Compared to the other characters, Jordan seems to be the least developed and most one-dimensional. Because one receives only snippets of him through Angela's eyes, the viewer is tempted to reduce him to "brooding hot-boy."

In this sense the writers appear to falter in their usual pattern of complex characters, resorting simply to a puerile stereotype. This characterization, however, is an essential function of the plot.

In order for us to empathize and obsess with Angela about Jordan, we must view Jordan as Angela does--as "brooding hot-boy"--because at the start of Angela'a infatuation, that is exactly the extent of her knowledge of him, despite ever-so-earnest protestations to the contrary.

"I'm in love," she insists. "His name is Jordan Catalano. He was left back twice. Once, I almost touched his shoulder in the middle of a pop quiz." True love this is not.

Thus, what seems to be weak writing turns out to be a carefully constructed narrative tool that allows the viewer to experience--instead of just witness--Angela's so-called "love" for the beautiful and deceivingly complex high-school hunk.

Leto also refuses to characterize Jordan as simply one-dimensional.

"I think Jordan's just a kid," he says. "He's just a normal, 17-year-old, high-school kid that just happens to have a problem reading and is a little withdrawn from it. I knew a lot of guys like Jordan when I was in high school.

"I don't think he's really aware of Angela--how huge her crush was--or ways that people might look at him. He's just a normal, high-school kid."

Jordan and the rest of the teens aren't the only ones who benefit from the show's realism. Patty and Graham Chase, Angela's parents, are portrayed with absolute brilliance by Bess Armstrong and Tom Irwin. One cannot say enough about these two actors, but Odessa gives it a try: "Tom and Bess are equally amazing. They're just it. They're beyond awesome."

Patty is an intense, driven career woman, Graham a budding gourmet chef uninterested in the fast-track life. These two are no cardboard-cutout icons of all things parental. Patty and Graham are a real married couple; they talk, they fight, they make up and they even make love. They have not perfected the art of marriage, let alone the art of parenting.

Case in point:

Patty: I, like all women, am becoming less and less attractive in the eyes of the world, more and more expendable as I get older, while you, like all men, are considered more desirable and more attractive the older you get. Of course, you'll die sooner.

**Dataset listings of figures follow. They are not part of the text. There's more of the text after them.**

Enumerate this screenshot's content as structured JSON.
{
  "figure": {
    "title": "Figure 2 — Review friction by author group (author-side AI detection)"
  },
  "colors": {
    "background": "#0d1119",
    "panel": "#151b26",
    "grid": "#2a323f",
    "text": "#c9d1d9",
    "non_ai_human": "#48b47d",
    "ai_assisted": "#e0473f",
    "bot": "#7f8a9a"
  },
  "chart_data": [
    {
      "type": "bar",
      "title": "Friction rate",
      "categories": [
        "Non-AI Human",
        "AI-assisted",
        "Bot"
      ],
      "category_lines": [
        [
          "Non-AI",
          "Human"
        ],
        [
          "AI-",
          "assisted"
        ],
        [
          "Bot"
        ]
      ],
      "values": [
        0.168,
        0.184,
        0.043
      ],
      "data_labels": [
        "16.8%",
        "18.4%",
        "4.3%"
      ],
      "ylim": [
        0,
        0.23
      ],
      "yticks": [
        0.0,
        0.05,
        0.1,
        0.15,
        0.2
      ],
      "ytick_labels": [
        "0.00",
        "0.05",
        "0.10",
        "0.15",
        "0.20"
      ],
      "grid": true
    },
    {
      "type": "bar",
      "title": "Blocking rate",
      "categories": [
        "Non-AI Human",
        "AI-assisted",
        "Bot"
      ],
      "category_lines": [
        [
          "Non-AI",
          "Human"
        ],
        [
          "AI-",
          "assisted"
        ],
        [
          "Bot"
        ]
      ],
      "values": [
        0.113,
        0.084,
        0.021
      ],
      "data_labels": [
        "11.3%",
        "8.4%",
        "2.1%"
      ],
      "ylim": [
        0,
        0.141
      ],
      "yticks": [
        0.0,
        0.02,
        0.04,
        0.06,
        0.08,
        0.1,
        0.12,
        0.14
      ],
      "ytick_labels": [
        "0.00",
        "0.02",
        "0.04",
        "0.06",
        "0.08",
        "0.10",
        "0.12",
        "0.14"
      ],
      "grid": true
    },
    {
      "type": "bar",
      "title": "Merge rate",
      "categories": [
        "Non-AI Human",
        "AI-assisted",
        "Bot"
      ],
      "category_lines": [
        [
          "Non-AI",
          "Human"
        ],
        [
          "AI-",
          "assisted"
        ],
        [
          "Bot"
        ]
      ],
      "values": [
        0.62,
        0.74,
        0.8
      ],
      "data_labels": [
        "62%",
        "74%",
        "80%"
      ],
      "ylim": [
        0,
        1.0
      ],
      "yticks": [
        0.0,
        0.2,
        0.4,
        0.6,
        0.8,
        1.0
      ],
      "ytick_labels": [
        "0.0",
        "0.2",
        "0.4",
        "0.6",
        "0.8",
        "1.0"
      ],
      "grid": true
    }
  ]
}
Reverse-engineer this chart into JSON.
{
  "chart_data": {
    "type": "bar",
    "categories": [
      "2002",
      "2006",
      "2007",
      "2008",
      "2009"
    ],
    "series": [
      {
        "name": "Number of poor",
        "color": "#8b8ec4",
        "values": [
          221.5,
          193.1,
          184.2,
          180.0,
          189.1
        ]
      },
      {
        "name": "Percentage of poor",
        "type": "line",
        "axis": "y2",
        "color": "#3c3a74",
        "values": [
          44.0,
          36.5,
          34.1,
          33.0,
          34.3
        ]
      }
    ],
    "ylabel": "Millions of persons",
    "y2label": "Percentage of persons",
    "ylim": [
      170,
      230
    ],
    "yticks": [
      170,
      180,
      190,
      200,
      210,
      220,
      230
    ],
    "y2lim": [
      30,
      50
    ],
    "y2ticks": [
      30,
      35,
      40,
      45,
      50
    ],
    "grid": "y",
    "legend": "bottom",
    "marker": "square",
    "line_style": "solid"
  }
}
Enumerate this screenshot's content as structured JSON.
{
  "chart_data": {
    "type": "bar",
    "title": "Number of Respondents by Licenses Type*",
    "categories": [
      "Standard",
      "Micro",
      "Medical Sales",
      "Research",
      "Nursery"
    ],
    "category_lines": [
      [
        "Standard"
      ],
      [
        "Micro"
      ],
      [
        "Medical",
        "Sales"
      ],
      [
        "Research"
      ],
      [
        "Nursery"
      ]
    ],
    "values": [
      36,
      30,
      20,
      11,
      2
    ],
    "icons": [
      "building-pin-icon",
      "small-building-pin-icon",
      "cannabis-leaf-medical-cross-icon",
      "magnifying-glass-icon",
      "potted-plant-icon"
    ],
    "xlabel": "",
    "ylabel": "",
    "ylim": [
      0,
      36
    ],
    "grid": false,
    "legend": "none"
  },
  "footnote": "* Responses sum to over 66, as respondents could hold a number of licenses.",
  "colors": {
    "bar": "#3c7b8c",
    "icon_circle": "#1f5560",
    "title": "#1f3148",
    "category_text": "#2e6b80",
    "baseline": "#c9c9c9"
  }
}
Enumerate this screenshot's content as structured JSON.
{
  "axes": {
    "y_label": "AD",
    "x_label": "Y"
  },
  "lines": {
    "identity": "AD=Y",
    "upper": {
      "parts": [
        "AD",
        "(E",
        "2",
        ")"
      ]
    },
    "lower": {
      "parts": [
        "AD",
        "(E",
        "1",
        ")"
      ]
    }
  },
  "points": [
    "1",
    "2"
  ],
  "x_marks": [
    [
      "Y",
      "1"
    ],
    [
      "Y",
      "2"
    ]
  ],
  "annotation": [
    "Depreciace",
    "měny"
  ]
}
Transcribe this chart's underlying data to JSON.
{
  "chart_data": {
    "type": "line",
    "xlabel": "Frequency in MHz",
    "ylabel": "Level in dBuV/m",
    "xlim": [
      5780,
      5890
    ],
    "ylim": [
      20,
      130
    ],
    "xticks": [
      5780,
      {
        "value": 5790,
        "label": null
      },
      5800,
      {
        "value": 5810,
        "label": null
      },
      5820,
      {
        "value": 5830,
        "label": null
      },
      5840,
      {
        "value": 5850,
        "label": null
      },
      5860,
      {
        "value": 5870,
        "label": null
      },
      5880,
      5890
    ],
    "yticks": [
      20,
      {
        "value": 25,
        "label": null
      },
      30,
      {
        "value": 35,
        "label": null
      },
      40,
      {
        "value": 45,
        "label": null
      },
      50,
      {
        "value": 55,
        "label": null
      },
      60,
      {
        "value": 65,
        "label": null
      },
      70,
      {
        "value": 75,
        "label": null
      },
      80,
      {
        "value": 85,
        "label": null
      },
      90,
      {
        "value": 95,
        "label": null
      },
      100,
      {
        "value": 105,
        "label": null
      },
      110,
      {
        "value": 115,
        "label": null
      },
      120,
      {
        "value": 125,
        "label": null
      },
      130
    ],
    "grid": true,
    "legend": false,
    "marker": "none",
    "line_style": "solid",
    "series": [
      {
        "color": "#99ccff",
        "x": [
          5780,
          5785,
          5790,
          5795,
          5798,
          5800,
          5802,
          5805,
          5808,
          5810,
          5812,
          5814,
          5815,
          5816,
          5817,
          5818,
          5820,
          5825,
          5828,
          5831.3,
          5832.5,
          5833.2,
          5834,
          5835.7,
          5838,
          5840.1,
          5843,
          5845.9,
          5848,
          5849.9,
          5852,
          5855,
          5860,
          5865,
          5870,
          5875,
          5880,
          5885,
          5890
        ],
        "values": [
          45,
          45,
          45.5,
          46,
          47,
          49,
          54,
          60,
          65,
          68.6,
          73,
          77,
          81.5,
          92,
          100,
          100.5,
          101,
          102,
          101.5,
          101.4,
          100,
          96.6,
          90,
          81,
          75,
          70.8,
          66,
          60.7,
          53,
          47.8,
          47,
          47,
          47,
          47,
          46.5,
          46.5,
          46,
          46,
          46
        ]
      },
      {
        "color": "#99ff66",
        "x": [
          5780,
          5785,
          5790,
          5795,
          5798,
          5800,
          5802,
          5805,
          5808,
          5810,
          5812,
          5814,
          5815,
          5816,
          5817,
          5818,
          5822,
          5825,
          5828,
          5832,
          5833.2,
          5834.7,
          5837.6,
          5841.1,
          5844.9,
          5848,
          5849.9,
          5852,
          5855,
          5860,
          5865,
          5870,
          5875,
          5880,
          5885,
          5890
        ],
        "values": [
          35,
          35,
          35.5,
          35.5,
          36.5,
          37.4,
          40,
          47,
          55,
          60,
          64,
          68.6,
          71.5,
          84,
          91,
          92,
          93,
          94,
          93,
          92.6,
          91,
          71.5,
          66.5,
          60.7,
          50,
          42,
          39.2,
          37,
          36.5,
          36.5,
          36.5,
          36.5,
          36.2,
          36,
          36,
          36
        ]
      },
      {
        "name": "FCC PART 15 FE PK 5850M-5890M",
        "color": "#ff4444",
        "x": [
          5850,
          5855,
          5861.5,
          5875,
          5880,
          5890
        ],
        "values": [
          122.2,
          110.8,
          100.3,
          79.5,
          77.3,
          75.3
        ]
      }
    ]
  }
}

Graham: That's right. [Checks his watch] Well, we better have sex right now, then.

"There is no course you can take to prepare you for [parenting]," Armstrong says. "You just suddenly find yourself facing one of those sort of classic parent-child conflicts one day and you look at each other and you take a deep breath and you dive in. And that's what Patty and Graham do, together.

"What I like about [the show] is that one week, we can be fighting in an episode, sort of annoyed with each other, and the next week we can be having a really nice time together. Which is certainly my experience in marriage... I think that the fact that the writers portray that without apology is courageous and insightful."

For the first time in recent memory, a TV show has decided that instead of prostituting itself to the Nielsen beast and tailoring its content to that meretricious end, it will simply be itself, and be real. "Reality is to [the writers and producers] a challenge, not something to be brushed aside," Armstrong says. Audiences, however, seem to have more interest in shows that make them comfortable rather than those that make them think--hence the low ratings.

Odessa speculates on the reason for the poor ratings: "One word--timeslot. [The show airs at 8 p.m., opposite "Mad About You."] The NBC lineup kills us. My grandma always says the time's wrong because `People are out muckin' the stalls' [Odessa is from West Virginia]. But ABC believes in us and I really have faith."

So do we. Hopefully, ABC will see beyond the numbers, recall that "Cheers" was the lowest-rated show in its first season, and stand behind the true gem it has in "My So-Called Life." Watch it. Love it. Feel it. It'll change your so-called existence.